Debt concerns weigh on stocks
Technology-company troubles and renewed concerns about Europe's debt dragged stocks lower for a second day Monday. European finance ministers approved $110 billion in rescue loans to Portugal, but they have yet to decide on a second rescue package for Greece.
Technology-company troubles and renewed concerns about Europe's debt dragged stocks lower for a second day Monday.
European finance ministers approved $110 billion in rescue loans to Portugal, but they have yet to decide on a second rescue package for Greece.
The arrest of the head of the International Monetary Fund is expected to make solving Greece's problems more difficult. The official, Dominique Strauss-Kahn, had been heavily involved in trying to fix the debt crises in Portugal and Greece. He is being held without bail on charges of sexually assaulting a hotel employee in New York City.
Technology companies sustained the largest losses in Monday trading. Yahoo Inc. and Amazon.com Inc. fell by more than 4 percent. Yahoo is in a dispute with Alibaba Group Holding Ltd. over its online-payment business. Yahoo owns a 40 percent stake in the company, which transferred its online-payment business to another company without consulting Yahoo.

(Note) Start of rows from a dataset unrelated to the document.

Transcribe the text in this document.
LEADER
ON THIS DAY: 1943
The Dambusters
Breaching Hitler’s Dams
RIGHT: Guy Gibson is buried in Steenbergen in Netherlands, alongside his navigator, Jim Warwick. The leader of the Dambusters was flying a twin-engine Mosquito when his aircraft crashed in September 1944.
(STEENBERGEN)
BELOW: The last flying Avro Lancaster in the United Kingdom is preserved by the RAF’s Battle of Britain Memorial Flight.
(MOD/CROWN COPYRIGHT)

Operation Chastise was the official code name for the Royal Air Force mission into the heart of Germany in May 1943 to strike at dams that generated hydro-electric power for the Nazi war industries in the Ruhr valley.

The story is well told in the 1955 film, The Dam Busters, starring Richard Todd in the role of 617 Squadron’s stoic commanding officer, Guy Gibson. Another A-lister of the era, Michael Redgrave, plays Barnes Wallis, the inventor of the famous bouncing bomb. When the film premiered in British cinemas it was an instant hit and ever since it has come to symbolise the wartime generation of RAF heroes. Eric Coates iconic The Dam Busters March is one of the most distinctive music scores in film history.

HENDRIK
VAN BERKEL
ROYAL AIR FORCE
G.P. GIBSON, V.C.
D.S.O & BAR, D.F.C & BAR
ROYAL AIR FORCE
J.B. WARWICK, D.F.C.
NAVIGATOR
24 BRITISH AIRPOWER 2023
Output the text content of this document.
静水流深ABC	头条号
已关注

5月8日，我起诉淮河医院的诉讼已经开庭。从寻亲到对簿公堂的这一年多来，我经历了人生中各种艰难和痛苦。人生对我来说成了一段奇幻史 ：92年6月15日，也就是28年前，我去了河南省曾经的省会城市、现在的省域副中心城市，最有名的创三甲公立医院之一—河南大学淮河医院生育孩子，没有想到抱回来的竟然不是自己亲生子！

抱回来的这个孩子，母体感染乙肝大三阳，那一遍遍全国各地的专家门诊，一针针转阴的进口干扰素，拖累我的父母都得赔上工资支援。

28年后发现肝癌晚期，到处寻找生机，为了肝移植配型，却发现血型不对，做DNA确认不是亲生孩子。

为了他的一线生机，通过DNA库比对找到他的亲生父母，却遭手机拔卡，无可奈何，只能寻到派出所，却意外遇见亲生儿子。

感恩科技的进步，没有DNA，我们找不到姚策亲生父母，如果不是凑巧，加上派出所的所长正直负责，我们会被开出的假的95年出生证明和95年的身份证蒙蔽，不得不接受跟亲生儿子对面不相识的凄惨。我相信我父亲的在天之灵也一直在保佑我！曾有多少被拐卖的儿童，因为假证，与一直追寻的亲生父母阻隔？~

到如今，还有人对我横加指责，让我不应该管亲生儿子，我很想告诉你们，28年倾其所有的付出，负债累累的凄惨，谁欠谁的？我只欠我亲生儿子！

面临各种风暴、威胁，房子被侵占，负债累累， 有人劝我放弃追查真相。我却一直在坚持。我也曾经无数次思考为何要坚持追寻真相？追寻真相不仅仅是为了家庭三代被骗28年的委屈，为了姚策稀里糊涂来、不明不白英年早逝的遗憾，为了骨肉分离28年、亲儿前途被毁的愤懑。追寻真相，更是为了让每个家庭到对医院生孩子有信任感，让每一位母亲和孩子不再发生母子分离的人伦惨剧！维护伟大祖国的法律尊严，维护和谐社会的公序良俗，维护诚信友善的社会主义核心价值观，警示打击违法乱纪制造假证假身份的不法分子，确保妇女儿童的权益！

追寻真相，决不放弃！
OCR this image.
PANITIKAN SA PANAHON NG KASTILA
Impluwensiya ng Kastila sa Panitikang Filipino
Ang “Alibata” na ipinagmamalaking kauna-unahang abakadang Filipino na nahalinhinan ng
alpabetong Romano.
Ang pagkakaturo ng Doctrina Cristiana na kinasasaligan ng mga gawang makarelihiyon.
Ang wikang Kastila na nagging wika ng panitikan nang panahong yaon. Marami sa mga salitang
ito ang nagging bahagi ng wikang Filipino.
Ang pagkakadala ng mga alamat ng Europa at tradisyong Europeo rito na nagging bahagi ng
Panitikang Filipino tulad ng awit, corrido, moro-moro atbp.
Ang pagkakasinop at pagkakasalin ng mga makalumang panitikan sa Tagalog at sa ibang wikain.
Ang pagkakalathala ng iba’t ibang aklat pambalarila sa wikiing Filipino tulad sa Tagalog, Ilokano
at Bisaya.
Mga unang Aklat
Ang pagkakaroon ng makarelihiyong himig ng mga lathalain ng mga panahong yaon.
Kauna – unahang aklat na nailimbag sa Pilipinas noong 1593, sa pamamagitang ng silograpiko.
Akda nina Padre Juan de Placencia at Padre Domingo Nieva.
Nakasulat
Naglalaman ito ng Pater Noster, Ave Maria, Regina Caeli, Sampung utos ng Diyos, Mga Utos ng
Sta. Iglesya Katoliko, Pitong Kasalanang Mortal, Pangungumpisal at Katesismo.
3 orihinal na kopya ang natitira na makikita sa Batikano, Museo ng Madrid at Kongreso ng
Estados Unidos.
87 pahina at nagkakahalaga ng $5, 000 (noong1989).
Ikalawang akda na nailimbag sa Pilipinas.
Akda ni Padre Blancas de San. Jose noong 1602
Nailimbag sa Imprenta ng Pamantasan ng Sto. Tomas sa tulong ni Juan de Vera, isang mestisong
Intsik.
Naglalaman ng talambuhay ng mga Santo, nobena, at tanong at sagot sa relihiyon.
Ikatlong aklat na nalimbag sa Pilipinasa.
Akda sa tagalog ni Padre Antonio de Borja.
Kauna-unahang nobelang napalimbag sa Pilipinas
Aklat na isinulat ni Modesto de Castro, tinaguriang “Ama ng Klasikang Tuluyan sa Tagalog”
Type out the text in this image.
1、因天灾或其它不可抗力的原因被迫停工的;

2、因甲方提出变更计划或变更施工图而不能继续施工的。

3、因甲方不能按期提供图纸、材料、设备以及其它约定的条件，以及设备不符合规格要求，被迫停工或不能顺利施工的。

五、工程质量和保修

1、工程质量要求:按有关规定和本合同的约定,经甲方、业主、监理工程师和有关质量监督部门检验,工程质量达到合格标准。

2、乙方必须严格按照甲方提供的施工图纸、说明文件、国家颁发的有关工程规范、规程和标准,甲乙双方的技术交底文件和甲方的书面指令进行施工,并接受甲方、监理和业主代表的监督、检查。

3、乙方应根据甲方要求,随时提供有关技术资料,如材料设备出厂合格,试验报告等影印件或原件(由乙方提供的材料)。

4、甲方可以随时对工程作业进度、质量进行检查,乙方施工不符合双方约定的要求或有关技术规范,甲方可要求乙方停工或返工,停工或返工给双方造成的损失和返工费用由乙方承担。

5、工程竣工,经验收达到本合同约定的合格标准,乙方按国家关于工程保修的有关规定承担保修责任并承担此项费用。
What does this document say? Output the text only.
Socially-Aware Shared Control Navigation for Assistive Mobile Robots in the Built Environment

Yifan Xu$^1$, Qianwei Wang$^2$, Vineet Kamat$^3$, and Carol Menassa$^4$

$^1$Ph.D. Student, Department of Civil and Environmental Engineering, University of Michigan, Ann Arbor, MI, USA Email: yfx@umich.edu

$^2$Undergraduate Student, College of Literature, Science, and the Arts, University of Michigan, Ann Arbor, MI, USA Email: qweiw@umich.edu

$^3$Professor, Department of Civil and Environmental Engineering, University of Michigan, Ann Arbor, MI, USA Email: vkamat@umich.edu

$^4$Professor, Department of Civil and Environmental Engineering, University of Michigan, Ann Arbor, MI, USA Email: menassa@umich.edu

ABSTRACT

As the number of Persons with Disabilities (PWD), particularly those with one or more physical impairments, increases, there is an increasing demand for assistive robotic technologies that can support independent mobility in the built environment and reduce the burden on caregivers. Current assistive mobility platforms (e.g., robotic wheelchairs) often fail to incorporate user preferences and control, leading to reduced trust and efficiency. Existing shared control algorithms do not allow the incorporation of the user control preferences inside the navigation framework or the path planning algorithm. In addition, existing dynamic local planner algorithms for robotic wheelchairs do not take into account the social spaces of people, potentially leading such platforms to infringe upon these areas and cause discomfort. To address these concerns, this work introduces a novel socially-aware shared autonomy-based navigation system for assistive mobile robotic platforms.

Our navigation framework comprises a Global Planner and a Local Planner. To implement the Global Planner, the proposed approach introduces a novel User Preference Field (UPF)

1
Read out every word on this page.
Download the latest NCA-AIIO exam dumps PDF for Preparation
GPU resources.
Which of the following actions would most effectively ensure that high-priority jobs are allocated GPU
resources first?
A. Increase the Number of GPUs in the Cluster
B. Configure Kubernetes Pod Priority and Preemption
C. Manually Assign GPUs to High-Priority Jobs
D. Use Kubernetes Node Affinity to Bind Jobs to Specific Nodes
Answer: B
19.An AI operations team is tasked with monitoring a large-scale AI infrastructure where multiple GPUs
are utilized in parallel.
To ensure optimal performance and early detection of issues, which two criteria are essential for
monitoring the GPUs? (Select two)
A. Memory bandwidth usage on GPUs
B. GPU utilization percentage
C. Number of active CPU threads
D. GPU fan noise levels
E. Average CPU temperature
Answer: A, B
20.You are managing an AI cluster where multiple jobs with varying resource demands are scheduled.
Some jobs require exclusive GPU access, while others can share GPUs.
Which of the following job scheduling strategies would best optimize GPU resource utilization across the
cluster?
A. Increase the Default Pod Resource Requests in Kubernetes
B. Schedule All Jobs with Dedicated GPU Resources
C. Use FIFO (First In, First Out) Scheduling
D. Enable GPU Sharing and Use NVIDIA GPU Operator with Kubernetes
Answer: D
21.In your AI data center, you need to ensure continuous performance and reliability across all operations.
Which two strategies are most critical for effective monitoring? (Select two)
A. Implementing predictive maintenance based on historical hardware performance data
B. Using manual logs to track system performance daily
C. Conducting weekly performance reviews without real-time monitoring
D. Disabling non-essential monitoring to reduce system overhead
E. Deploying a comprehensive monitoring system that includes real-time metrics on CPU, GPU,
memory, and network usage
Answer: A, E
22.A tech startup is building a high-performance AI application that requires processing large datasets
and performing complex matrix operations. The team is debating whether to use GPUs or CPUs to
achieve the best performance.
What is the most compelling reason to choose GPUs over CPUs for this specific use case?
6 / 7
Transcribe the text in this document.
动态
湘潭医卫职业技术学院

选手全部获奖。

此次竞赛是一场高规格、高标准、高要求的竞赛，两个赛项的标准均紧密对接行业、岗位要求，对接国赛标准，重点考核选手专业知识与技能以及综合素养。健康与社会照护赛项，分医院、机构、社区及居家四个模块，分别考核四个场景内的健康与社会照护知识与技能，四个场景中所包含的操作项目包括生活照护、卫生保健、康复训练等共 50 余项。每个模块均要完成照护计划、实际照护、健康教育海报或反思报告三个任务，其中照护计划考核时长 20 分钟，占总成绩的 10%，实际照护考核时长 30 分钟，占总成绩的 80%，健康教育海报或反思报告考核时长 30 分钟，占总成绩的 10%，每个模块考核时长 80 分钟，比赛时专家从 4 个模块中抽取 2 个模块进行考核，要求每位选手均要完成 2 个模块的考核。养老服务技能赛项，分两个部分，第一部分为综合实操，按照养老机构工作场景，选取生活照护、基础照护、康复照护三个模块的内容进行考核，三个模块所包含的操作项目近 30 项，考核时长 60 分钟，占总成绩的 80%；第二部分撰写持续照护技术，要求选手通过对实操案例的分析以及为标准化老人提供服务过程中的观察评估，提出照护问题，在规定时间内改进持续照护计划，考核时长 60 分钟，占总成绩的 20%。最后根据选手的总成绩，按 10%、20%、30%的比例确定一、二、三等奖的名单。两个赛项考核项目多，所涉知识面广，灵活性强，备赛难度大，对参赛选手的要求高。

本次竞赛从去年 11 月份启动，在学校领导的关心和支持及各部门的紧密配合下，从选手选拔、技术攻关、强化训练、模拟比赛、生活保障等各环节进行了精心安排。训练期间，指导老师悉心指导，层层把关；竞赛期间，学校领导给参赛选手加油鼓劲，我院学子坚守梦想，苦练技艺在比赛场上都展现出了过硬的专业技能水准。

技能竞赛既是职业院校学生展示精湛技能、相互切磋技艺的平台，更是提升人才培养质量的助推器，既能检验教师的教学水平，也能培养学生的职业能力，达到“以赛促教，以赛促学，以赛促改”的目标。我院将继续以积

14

Investors are growing increasingly concerned over the prospect of an unprecedented U.S. default on its debt. Treasury Secretary Timothy Geithner told lawmakers in a letter Monday that the agency was taking steps to postpone a default.
The Dow Jones industrial average lost 47.38 points, or 0.38 percent, to close at 12,548.37. The Standard & Poor's 500 index fell 8.30 points, or 0.62 percent, to 1,329.47. The Nasdaq fell 46.16, or 1.63 percent, to 2,782.31.
Commodity prices were mostly lower. Oil prices fell $2.28 to settle at $97.37 a barrel Monday as worries eased that Mississippi River flooding could disrupt refineries and slow demand.
Commodities have been falling broadly over the last two weeks because of concerns that the global economy is showing signs of weakening.
The stock market has lost some of its momentum in the last few weeks after finishing its best first quarter since 1998. Companies in so-called defensive industries such as health care, utilities, and consumer staples have outperformed lately due in part to concerns that high gas prices will slow the economy and cut into corporate profits.
Two well-known retailers in the United States fell after reporting quarterly results Monday. The home-improvement company Lowe's Cos. fell 2 percent after its quarterly report missed Wall Street's estimates and the company cut its outlook for the year. Bad weather and a decline in consumer spending combined to drive its profit down 6 percent in the first quarter.
J.C. Penny Co. Inc. lost 1.5 percent despite raising its full-year profit estimates.
One of the most talked-about deals on Wall Street was officially nixed as well. The parent company of the New York Stock Exchange dropped nearly 11 percent after competitors Nasdaq OMX Group and ICE announced that they had withdrawn their hostile bid for the company. NYSE Euronext had angered its shareholders by refusing to meet with the two companies, which offered a higher price than what NYSE received from the German exchange operator Deutsche Boerse AG.